Rich in flavor and brilliantly creative, this recipe for chicken breast is perfectly complemented by chef Tim Love's savory take on flan.
On medium high heat in a heavy bottom sauce pan, add the onions, olive oil, garlic, mushrooms, red onions, salt, and pepper. Once the onions become translucent, add the cream to the pan. Bring the cream mixture to a slow simmer, then add the Game Rub and continue to simmer for another 10 minutes.
While this is simmering, whisk the egg yolks together by hand. Slowly add the warm cream mixture into the yolks with a whisk.

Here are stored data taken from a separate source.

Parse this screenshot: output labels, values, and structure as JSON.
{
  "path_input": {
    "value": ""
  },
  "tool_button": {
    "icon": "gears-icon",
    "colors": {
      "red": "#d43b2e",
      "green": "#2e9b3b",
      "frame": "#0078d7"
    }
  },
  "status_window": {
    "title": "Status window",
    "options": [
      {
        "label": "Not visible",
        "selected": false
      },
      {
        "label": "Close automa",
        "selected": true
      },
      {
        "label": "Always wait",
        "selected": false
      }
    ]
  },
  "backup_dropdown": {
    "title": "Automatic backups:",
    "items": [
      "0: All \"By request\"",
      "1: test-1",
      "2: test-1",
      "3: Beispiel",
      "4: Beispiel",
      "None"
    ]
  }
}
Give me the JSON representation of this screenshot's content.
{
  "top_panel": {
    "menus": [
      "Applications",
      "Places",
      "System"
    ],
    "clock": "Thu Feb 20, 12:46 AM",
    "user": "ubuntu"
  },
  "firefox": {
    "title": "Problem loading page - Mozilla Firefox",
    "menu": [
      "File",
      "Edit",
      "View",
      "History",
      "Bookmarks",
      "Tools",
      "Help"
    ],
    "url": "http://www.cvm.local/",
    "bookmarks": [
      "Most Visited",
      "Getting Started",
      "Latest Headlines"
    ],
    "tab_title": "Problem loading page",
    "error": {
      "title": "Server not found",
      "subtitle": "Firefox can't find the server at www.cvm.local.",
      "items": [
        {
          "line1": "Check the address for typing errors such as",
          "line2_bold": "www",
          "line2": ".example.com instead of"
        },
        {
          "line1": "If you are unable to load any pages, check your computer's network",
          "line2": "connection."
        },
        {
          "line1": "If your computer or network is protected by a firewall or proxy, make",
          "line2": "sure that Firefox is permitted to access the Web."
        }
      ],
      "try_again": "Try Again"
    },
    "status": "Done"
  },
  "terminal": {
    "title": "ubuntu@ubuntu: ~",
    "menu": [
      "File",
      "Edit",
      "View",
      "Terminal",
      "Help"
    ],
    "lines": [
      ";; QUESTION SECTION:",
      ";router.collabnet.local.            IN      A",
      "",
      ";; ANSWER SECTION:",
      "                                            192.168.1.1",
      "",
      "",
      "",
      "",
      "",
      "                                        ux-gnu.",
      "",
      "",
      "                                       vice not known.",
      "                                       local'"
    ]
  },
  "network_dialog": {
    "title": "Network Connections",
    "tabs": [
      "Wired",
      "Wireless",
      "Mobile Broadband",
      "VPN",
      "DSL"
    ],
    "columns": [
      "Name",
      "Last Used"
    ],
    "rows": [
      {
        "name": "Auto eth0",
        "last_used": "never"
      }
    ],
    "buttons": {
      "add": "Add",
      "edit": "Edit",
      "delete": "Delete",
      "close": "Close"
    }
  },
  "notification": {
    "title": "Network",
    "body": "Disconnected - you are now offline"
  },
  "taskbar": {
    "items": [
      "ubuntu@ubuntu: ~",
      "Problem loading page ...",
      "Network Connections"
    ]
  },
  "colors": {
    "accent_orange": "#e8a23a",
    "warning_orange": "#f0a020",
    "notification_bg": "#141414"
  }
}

Line eight 4 or 5-ounce ceramic ramekins with more grilled onions. Ladle the cream mixture over the onions, filling the ramekin to just below the rim.
In a 300 degree water bath, bake the ramekins for 1 hour 40 minutes in conventional oven. Allow the finished flan to cool in the refrigerator for 3 hours. After three hours, cut around the edge of each ramekin with a small paring knife, and turn the flan out onto an oven safe plate
Place the flan in a 350 degree oven for 3 minutes before serving
Prepare the flan recipe first.
Brine the chicken for at least 2 hours and for no more than 8 hours.
Preheat the oven to 375 degrees.
Score the chicken skin in a diamond-shaped pattern. Brush the skin with olive oil, then season with salt and pepper. Sear the chicken on a hot grill for 2 minutes on each side. When finished, place the chicken breasts on a sheet pan.
Slice the chicken on a bias, and serve immediately with the finished flan.